Les premiers applaudissements viennent comme une surprise et on les entend après qu`ils ont chanté tous les trois. Donc, ce n`était pas parce qu`ils n`ont pas aimé la partition en allemand, qu`ils n`ont pas applaudit d`abord! Alors chercher une explication …économique, je crois que les Allemandes ont pensé de la même manière, économique, les applaudissements pour ce moment-ci étaient les mêmes en ce qui concerne le nombre et la durée, mais ils étaient partagés entre les trois et ils satisfaisaient la vanité de trois chanteurs en même temps.
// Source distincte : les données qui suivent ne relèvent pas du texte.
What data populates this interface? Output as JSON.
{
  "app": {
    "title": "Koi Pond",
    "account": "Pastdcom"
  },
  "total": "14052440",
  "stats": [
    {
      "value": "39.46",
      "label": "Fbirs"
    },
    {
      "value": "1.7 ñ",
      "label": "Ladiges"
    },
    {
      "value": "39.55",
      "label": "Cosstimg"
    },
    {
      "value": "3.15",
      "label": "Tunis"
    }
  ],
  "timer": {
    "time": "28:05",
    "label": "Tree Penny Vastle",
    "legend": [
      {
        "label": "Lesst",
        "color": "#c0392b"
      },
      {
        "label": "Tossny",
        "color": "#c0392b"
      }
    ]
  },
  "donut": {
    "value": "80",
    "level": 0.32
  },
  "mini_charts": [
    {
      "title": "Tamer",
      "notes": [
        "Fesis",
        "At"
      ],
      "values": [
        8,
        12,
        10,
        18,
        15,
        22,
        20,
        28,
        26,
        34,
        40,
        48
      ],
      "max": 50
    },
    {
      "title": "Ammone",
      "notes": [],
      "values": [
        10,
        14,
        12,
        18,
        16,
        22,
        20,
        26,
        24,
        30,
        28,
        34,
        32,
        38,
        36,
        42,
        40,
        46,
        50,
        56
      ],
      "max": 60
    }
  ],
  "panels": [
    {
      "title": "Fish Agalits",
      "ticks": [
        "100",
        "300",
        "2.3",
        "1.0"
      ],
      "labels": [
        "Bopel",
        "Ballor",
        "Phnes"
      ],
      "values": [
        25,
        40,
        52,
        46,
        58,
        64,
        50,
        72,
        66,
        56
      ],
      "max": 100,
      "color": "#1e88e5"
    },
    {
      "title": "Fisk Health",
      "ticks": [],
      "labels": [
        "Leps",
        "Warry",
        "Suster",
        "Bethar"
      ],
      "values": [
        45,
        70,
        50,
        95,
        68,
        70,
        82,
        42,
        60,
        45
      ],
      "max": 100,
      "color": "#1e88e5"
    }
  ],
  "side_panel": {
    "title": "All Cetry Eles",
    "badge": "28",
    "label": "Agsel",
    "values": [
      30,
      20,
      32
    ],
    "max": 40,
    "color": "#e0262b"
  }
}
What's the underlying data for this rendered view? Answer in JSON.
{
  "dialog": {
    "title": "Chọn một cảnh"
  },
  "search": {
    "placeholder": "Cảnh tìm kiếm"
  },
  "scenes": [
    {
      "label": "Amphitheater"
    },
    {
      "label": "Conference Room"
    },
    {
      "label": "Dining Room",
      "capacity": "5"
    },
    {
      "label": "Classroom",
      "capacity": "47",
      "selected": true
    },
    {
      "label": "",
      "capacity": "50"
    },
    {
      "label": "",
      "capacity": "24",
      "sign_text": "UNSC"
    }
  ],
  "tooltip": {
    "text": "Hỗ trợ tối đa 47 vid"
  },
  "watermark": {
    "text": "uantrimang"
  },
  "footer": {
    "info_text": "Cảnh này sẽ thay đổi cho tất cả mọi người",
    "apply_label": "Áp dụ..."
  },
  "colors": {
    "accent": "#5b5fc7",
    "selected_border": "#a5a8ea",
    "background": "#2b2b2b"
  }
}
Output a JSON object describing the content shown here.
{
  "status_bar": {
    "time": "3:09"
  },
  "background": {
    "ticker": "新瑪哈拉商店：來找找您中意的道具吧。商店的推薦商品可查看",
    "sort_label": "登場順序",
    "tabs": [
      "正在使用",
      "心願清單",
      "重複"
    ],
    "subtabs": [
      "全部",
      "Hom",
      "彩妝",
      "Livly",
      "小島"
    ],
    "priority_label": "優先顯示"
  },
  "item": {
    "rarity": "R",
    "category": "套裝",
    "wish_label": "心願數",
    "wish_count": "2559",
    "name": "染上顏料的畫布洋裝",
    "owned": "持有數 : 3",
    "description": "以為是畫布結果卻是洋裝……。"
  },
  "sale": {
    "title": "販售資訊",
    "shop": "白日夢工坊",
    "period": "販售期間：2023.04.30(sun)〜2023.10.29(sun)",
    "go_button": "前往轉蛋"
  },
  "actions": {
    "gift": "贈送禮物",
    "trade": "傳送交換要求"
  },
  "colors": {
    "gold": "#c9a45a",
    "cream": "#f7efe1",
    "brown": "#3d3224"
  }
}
Maintenant, j`essaierai de réveiller votre imagination. C`est assez difficile, particulièrement parce que je n`ai aucune partition, ni la possibilité d`en écrire une, mais je vais l`essayer. Voyons!
D`abord en bas ton, puis pause à deux temps. « Tenfelt! » Ton un peu plus haut, puis pause à autres deux temps. « Tenfelt »! Il suit une succession de trois, sans pause entre eux, la première fois le ton est plus haut que la fois passée, puis le plus haut, la troisième fois sur un ton entre les deux dernières fois. « Tenfelt! » « Tenfelt! » « Tenfelt! »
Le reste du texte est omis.